McGoogan News

From the archives: ancient Roman baby bottle

By John Schleicher

The Alberts collection contains over 130 rare and historic infant feeding devices, baby bottles, and other associated items.  The infant feeders date from an ancient Persian clay feeding pot circa 100-200 B.C., to mid-to-late twentieth century glass and plastic baby bottles.  The collection includes various types of feeders, such as nursing flasks, pap boats and bubby pots.

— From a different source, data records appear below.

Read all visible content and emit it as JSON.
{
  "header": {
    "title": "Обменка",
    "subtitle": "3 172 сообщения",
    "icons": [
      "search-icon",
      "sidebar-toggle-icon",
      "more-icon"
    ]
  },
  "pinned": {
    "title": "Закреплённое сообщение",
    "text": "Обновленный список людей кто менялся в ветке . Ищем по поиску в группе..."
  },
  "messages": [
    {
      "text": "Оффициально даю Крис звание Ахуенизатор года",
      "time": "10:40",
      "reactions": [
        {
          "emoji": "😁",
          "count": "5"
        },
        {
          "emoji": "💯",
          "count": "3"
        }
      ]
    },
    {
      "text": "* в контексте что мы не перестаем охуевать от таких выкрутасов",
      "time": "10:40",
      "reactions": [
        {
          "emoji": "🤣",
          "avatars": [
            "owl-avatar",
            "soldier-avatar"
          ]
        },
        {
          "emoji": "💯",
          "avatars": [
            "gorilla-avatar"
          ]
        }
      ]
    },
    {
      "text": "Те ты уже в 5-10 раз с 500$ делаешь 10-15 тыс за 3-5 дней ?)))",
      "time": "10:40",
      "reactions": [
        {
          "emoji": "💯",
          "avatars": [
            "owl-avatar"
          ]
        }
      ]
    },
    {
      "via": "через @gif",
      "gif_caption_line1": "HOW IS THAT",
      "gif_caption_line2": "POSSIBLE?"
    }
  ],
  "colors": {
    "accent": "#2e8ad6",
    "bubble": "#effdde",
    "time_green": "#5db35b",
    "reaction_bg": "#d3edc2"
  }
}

The collection was assembled by M. E. Alberts, M.D. (born 1923), during his career as a pediatrician in Des Moines, Iowa.  Dr. Alberts is originally from Hastings, Nebraska, and is a 1948 graduate of the University of Nebraska College of Medicine.  Many of the artifacts in the library’s special collections were gifts from UNMC alumni.

Roman_Infant_Feeder__500_A.D.__DC
Roman Infant Feeder, 500 A.D.

One of the oldest and most interesting items in the collection is a Roman era baby bottle, made of pale translucent green blown glass.  The bottle is 3½ inches tall with an open flare top and a spout starting near the base.  The artifact was obtained from archeological excavations in Germany, probably from Nidda, a 5th century Roman settlement (near Frankfurt), and is dated circa 500 C.E.